Nostra incantevole Italia by Pino Corrias
autore:Pino Corrias
La lingua: ita
Format: epub
editore: Chiarelettere
pubblicato: 2018-02-08T05:00:00+00:00
Caccia alle toghe rosse
Ma il sistema dei partiti sceglie l’altra strada, quella dell’opacità e dei veleni. I veleni accelerano la resa dei conti: i magistrati eroi diventano usurpatori, diventano «le toghe rosse» che vogliono eliminare l’avversario politico per via giudiziaria. Il 1992 diventa «l’anno del Terrore». Ciò che prima veniva preteso, l’epurazione dei corrotti, ora viene auspicato per i magistrati «manettari» e «mozzaorecchi», colpevoli di ogni crudeltà, ogni arbitrio, compreso quello della carcerazione preventiva usata come tortura per estorcere confessioni. Per distruggere gli indiziati. Fino alla macabra invenzione del «massacro di Mani pulite», contabilizzato in decine di morti ammazzati e di suicidi da giornalisti come Alessandro Sallusti, Paolo Liguori, Augusto Minzolini, Gianmarco Chiocci, tutti promossi, negli anni futuri, alla direzione di qualcosa.
Chi prova a rammentare i reati, accertati e non presunti, a citare le confessioni, le prove, i patteggiamenti, le sentenze, viene accusato di giustizialismo.

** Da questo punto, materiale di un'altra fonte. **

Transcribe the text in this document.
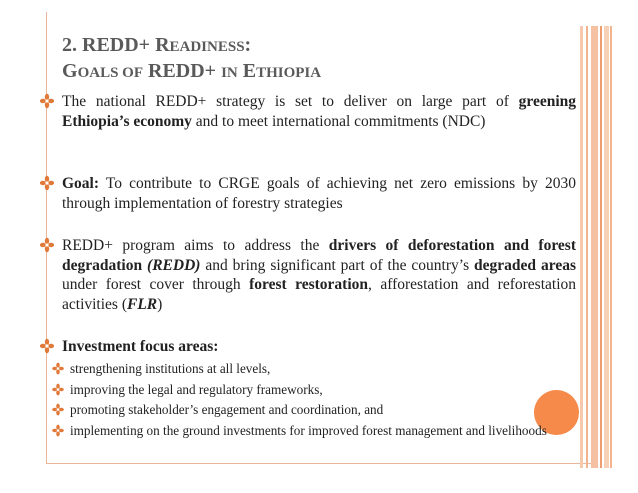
2. REDD+ READINESS:
GOALS OF REDD+ IN ETHIOPIA

The national REDD+ strategy is set to deliver on large part of greening Ethiopia’s economy and to meet international commitments (NDC)

Goal: To contribute to CRGE goals of achieving net zero emissions by 2030 through implementation of forestry strategies

REDD+ program aims to address the drivers of deforestation and forest degradation (REDD) and bring significant part of the country’s degraded areas under forest cover through forest restoration, afforestation and reforestation activities (FLR)

Investment focus areas:

strengthening institutions at all levels,
improving the legal and regulatory frameworks,
promoting stakeholder’s engagement and coordination, and
implementing on the ground investments for improved forest management and livelihoods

Dice Davigo: «Per i politici, dopo l’autodifesa di Craxi, divenne normale dire: “Se tutti rubavano perché ve la prendete con me?”. Che logica è mai questa? In Italia viene perseguito il 4 per cento dei furti, ma non mi è mai capitato che un ladro di motorini arrestato in flagranza abbia provato a difendersi dicendo: “Perché volete incarcerare me e non gli altri novantasei ladri in circolazione?”».
Nei cinque anni successivi, Davigo viene iscritto trentacinque volte nel registro degli indagati e per trentacinque volte le accuse si rivelano infondate. A Di Pietro toccano sessantaquattro esposti, tutti depositati nel Tribunale di Brescia, compreso quello minaccioso e falso di un paio di ex carabinieri, tali Giovanni Corticchia e Felice Strazzeri, che lo accusano di molti misfatti e reati: da un complotto antiberlusconiano in combutta con l’ex presidente della Camera, il comunista Luciano Violante, alle molestie sessuali ai danni di una giornalista. O le accuse di Vittorio Feltri, che ha già cambiato barricata, ma non furore. È diventato il nuovo direttore del «Giornale» di Silvio Berlusconi al posto di Indro Montanelli, appena licenziato. E scriverà di un fantomatico conto estero di Di Pietro, da cinque miliardi, che non si troverà mai. O l’offensiva di Giuliano Ferrara, che da ministro del primo governo Berlusconi proporrà la messa in stato di accusa dei magistrati per «attacco agli organi costituzionali» alimentando, sulle colonne del «Foglio» finanziato da Veronica Berlusconi, una violentissima campagna di stampa contro Di Pietro, definito «scespiriana baldracca», «troia dagli occhi ferrigni», «golpista», «protettore di biscazzieri», «uno che fa vomitare».
Di Pietro, all’ultimo atto del processo Enimont, lascia teatralmente la toga. È il 6 dicembre 1994.
Racconta: «Per anni mi hanno chiesto il motivo delle mie dimissioni, alludendo a chissà quali misteri. Ma c’è una sola verità: dovevo difendermi. E non avrei potuto farlo senza dimettermi dalla magistratura. Sarebbe stato impensabile andare la mattina nel Tribunale di Brescia a discolparmi, e al pomeriggio tornare in quello di Milano a indagare». E aggiunge: «Contro di me si sono mossi i servizi segreti su ordine di altissime cariche dello Stato, con il doppio scopo di fermarmi e di farmi pagare l’inchiesta».
Ventisette volte Di Pietro finisce sotto processo, ventisette volte verrà assolto.